Rajaram and the ‘Earliest Writing’ Fiasco
The pottery “tablet” from Harappa that N. S. Rajaram claims to have “deciphered” (see our cover story in the 13 October 2000 story in Frontline Magazine) was the lead illustration in a BBC Online article by Dr. David Whitehouse entitled Earliest Writing found.The article was original published on 4 May 1999.
The illustration shown in that story was obtained by the BBC from the Harappa.com website maintained by Omar Khan, and was not checked before publication by Dr. Richard Meadow or by anyone else on the American-Pakistani excavation team that made the discovery. It is critical to note that the image shown on the BBC webpage – supposedly “deciphered” by Rajaram – is not the example of the “earliest writing” discovered by Meadow and his team. The genuine example of the earliest writing, a potsherd with a triple trident motif dating to sometime between 2800 and 3500 BC, can be seen at Harappa.com at: earliest Harappan writing.
After being informed of the BBC error, instead of simply admitting his own mistake, Rajaram launched into a remarkable diatribe on the Hindutva propaganda website (ironically known as the “Sword of Truth”), that violently assaulted Dr. Meadow for clarifying the BBC error! That clarification was made in a message sent out to Indologists via the Indology email list (used for communicating information quickly on Indian topics by Western and Indian scholars).
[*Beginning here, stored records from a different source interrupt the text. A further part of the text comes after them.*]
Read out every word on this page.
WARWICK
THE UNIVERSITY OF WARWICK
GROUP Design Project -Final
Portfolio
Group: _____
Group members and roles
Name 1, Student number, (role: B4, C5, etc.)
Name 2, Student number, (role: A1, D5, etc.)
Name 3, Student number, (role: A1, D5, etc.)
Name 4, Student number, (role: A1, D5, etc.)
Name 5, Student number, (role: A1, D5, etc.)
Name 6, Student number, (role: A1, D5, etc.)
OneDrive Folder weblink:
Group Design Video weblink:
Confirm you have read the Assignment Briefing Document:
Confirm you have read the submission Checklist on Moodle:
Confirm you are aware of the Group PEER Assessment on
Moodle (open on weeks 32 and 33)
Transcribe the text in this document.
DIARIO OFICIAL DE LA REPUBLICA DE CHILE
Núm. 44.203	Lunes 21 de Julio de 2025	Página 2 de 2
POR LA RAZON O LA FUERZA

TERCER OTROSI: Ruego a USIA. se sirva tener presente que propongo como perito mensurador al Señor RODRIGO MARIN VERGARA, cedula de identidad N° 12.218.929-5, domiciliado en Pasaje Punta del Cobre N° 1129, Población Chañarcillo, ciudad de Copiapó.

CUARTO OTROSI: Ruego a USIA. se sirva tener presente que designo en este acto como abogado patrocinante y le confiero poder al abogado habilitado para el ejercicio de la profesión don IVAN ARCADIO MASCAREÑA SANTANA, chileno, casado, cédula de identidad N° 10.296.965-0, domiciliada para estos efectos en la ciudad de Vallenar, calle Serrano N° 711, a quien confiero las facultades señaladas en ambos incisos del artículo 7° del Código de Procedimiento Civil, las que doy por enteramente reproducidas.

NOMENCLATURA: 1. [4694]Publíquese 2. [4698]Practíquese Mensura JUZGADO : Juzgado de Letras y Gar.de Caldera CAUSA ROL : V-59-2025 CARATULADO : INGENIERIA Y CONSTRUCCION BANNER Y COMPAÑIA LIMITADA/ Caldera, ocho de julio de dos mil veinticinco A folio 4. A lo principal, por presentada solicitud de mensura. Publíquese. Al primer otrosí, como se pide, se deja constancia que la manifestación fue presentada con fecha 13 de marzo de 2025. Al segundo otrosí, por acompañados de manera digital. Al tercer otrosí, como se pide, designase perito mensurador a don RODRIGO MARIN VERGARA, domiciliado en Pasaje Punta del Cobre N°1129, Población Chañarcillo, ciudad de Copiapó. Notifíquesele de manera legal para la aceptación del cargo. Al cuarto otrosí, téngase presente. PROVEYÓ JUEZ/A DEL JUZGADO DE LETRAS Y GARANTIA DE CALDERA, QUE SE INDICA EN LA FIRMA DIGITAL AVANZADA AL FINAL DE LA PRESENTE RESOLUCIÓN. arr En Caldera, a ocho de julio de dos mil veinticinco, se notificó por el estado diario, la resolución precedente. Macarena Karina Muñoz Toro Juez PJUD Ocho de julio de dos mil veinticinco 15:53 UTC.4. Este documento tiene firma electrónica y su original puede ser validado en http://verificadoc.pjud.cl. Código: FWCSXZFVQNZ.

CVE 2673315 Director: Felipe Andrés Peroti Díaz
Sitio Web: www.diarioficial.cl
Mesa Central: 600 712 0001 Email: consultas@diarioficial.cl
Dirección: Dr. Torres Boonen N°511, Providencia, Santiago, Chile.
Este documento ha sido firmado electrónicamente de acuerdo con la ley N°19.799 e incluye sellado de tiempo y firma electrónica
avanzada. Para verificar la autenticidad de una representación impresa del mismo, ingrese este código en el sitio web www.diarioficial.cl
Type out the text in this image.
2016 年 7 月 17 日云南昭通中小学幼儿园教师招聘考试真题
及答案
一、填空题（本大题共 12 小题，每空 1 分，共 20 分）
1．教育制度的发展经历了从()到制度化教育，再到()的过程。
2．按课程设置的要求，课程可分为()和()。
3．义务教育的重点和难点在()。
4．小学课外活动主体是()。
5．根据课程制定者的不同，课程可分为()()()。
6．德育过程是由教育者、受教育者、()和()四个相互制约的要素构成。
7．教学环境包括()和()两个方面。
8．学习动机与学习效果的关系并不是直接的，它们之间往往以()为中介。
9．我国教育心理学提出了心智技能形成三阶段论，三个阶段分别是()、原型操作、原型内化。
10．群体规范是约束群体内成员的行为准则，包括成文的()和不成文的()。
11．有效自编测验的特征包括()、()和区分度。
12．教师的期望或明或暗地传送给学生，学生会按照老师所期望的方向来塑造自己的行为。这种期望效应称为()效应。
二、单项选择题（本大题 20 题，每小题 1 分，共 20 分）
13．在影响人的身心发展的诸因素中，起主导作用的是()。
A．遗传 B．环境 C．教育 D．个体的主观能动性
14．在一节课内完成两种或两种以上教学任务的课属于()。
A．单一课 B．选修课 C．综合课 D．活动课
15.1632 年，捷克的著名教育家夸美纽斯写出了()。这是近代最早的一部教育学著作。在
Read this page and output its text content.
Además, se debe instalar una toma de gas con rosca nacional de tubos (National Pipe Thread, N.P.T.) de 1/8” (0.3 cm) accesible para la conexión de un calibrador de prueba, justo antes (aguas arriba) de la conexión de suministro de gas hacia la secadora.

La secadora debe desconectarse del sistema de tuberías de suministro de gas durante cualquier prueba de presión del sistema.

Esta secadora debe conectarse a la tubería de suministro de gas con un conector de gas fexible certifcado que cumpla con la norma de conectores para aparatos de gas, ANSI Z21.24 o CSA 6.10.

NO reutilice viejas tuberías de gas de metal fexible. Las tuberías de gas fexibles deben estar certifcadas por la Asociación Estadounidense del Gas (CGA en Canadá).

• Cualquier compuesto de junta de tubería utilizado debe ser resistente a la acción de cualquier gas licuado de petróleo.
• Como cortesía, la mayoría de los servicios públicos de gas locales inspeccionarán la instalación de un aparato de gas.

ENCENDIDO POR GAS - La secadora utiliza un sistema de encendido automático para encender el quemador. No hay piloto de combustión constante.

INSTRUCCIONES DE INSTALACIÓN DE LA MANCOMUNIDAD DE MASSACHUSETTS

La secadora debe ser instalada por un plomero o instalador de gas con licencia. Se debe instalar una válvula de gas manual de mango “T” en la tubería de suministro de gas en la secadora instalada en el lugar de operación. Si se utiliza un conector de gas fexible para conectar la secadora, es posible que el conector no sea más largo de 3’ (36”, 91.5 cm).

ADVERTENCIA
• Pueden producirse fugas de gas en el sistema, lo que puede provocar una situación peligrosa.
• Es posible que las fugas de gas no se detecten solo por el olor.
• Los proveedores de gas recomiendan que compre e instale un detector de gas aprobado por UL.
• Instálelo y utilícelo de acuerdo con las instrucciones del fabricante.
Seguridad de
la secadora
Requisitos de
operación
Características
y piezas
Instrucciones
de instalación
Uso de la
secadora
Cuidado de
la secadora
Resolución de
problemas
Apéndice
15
The “earliest writing” fiasco is typical of Rajaram’s “scientific” methodology. Obviously, no serious researcher would ever base his conclusions on unverified claims made in an online journalist’s report. Rajaram’s willingness to pass on as “authoritative” statements from the popular press about major archaeological finds, ignoring what the archaeologists themselves have to say, speaks volumes about his lack of credibility in the field.